A novel one-pot sulfonylation/intramolecular thia-Michael protocol is reported for the synthesis of 1,5,2-dithiazepine 1,1-dioxides. Sulfonylation between cysteine ethyl ester/cysteamine and 2-chloroethanesulfonyl chloride, followed by in situ intramolecular thia-Michael addition, was achieved and afforded the titled 1,5,2-dithiazepine-1,1-dioxide scaffolds. Diversification was demonstrated for future library synthesis.
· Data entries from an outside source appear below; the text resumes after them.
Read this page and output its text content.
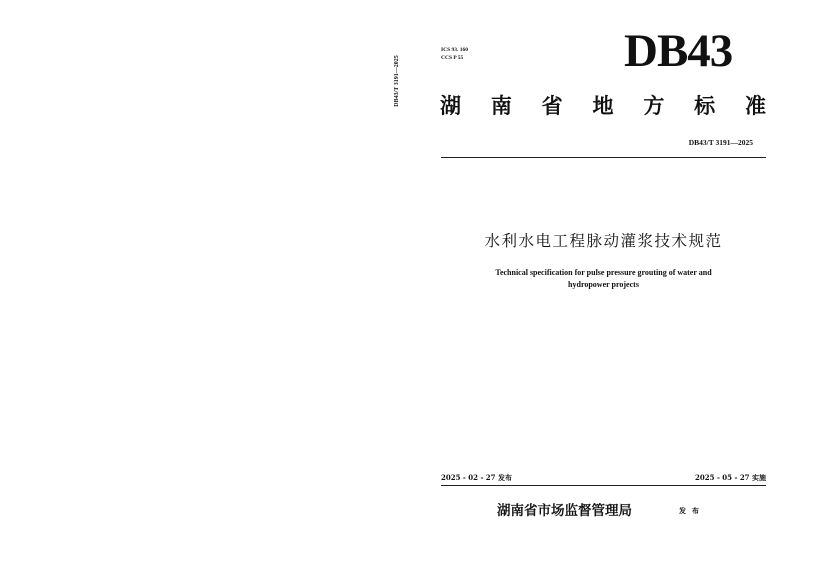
DB43/T 3191—2025
ICS 93. 160
CCS P 55	DB43
湖 南 省 地 方 标 准
DB43/T 3191—2025
水利水电工程脉动灌浆技术规范
Technical specification for pulse pressure grouting of water and
hydropower projects
2025 - 02 - 27 发布	2025 - 05 - 27 实施
湖南省市场监督管理局	发布
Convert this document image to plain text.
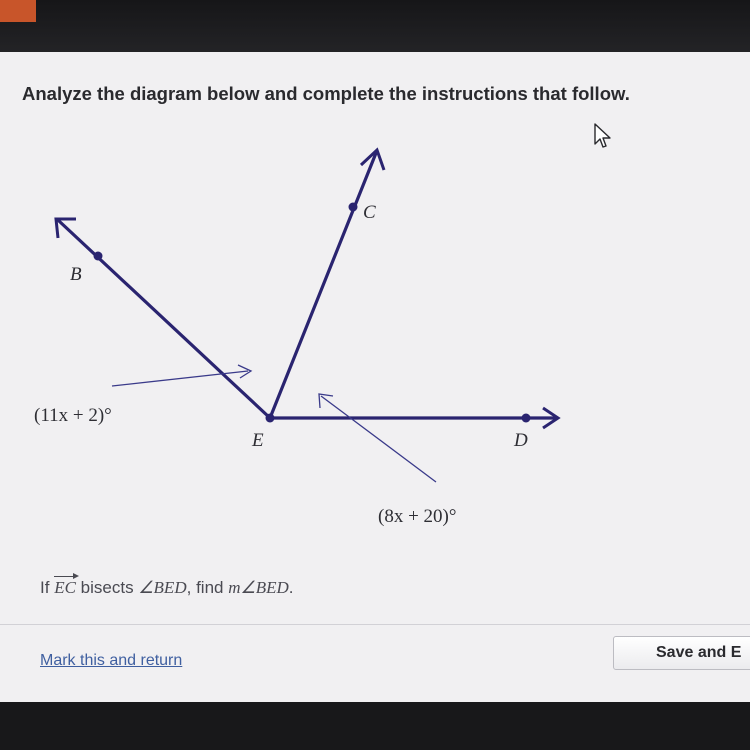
Analyze the diagram below and complete the instructions that follow.
B
C
E	D
(11x + 2)°
(8x + 20)°
If EC bisects ∠BED, find m∠BED.
Mark this and return	Save and E
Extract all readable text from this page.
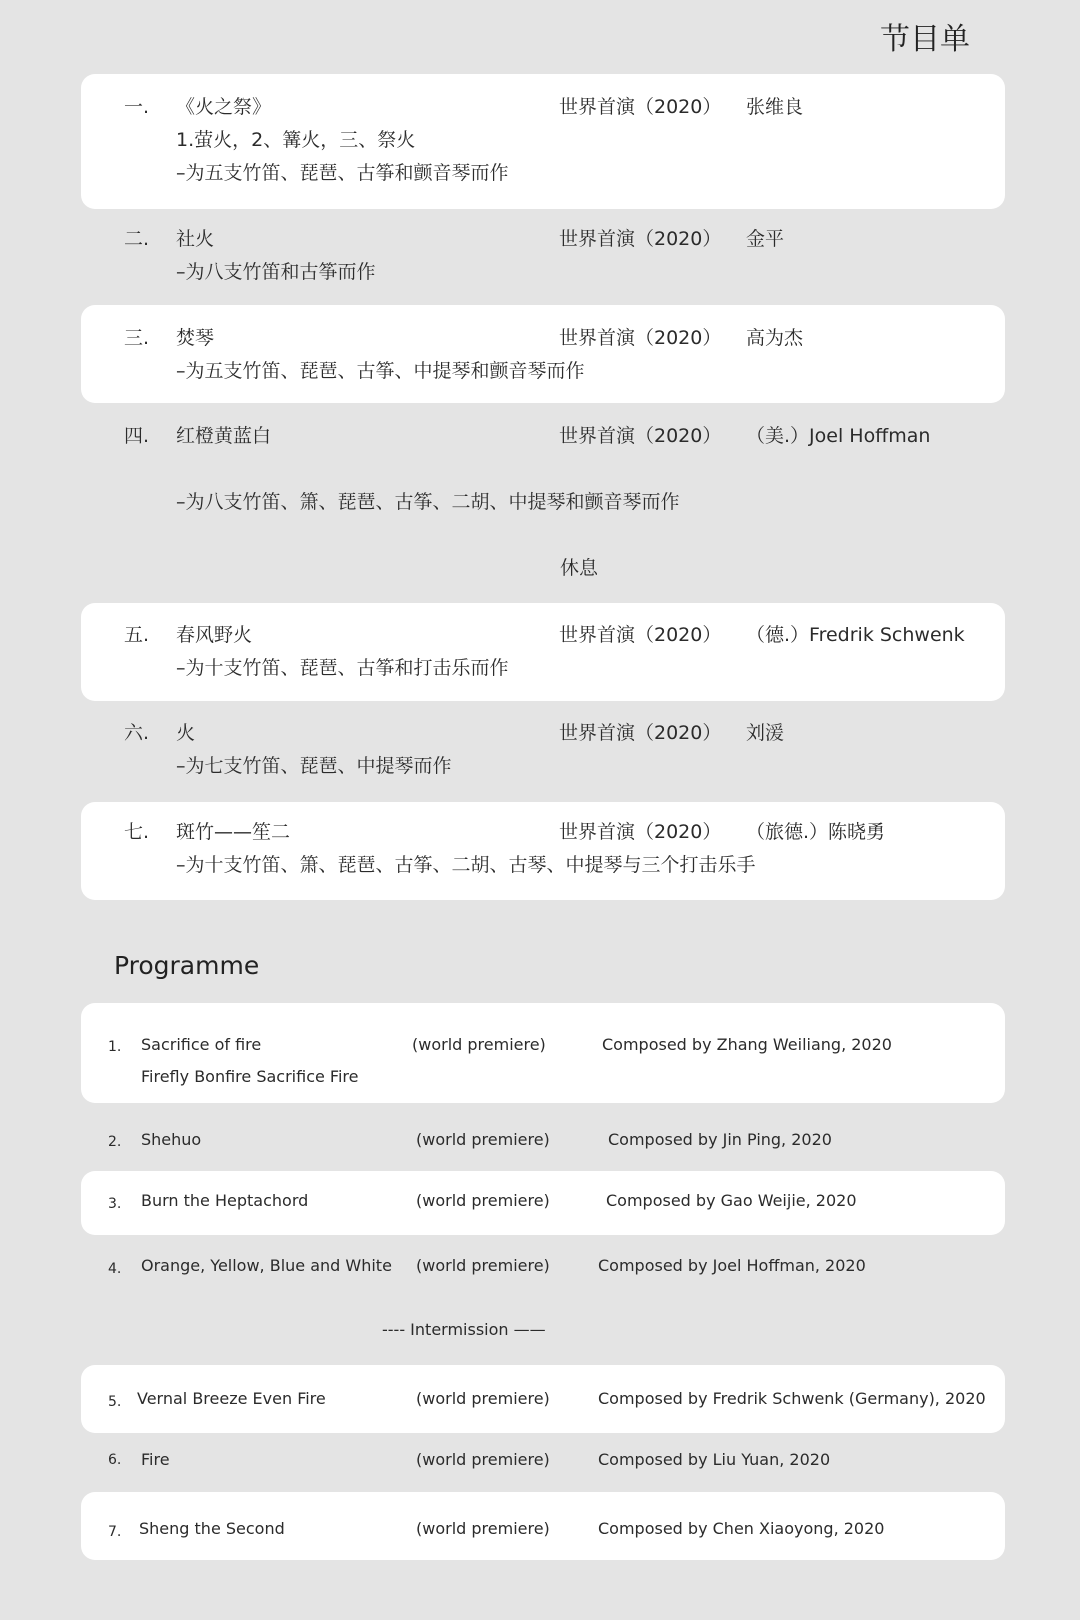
节目单
一. 《火之祭》	世界首演（2020） 张维良
1.萤火，2、篝火，三、祭火
–为五支竹笛、琵琶、古筝和颤音琴而作
二. 社火	世界首演（2020） 金平
–为八支竹笛和古筝而作
三. 焚琴	世界首演（2020） 高为杰
–为五支竹笛、琵琶、古筝、中提琴和颤音琴而作
四. 红橙黄蓝白	世界首演（2020） （美.）Joel Hoffman
–为八支竹笛、箫、琵琶、古筝、二胡、中提琴和颤音琴而作
休息
五. 春风野火	世界首演（2020） （德.）Fredrik Schwenk
–为十支竹笛、琵琶、古筝和打击乐而作
六. 火	世界首演（2020） 刘湲
–为七支竹笛、琵琶、中提琴而作
七. 斑竹——笙二	世界首演（2020） （旅德.）陈晓勇
–为十支竹笛、箫、琵琶、古筝、二胡、古琴、中提琴与三个打击乐手
Programme
1. Sacrifice of fire	(world premiere)	Composed by Zhang Weiliang, 2020
Firefly Bonfire Sacrifice Fire
2. Shehuo	(world premiere)	Composed by Jin Ping, 2020
3. Burn the Heptachord	(world premiere)	Composed by Gao Weijie, 2020
4. Orange, Yellow, Blue and White (world premiere)	Composed by Joel Hoffman, 2020
---- Intermission ——
5. Vernal Breeze Even Fire	(world premiere)	Composed by Fredrik Schwenk (Germany), 2020
6. Fire	(world premiere)	Composed by Liu Yuan, 2020
7. Sheng the Second	(world premiere)	Composed by Chen Xiaoyong, 2020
6.12 Inorganic Acid Derivatives

Phosphates are ubiquitous in nature and represent a significantly broad field of study within the scientific community given their vital role in biology, biochemistry, pharmaceutical sciences, and synthetic organic chemistry. This chapter will highlight phosphorylation methods through P(V) and P(III) reagents, with an emphasis on recently developed methods. These methods include the diastereoselective synthesis of phosphoramidates, the catalytic condensation of phosphoric acid with alcohols, the Mitsunobu reaction of phosphates as nucleophiles, pyrophosphate formation, enol phosphate generation and their application in metal-catalyzed cross-coupling reactions, thiophosphate and boranophosphate formation, phosphorus–Brook rearrangements, phosphoramidite chemistry and their application in complex molecule synthesis, and H -phosphonates in phosphate synthesis. Catalytic and asymmetric phosphorylation, phosphorothiolate and phosphorothioate oligonucleotide synthesis, phosphate installation in natural product synthesis, and current advances in phosphate protecting groups will also be discussed.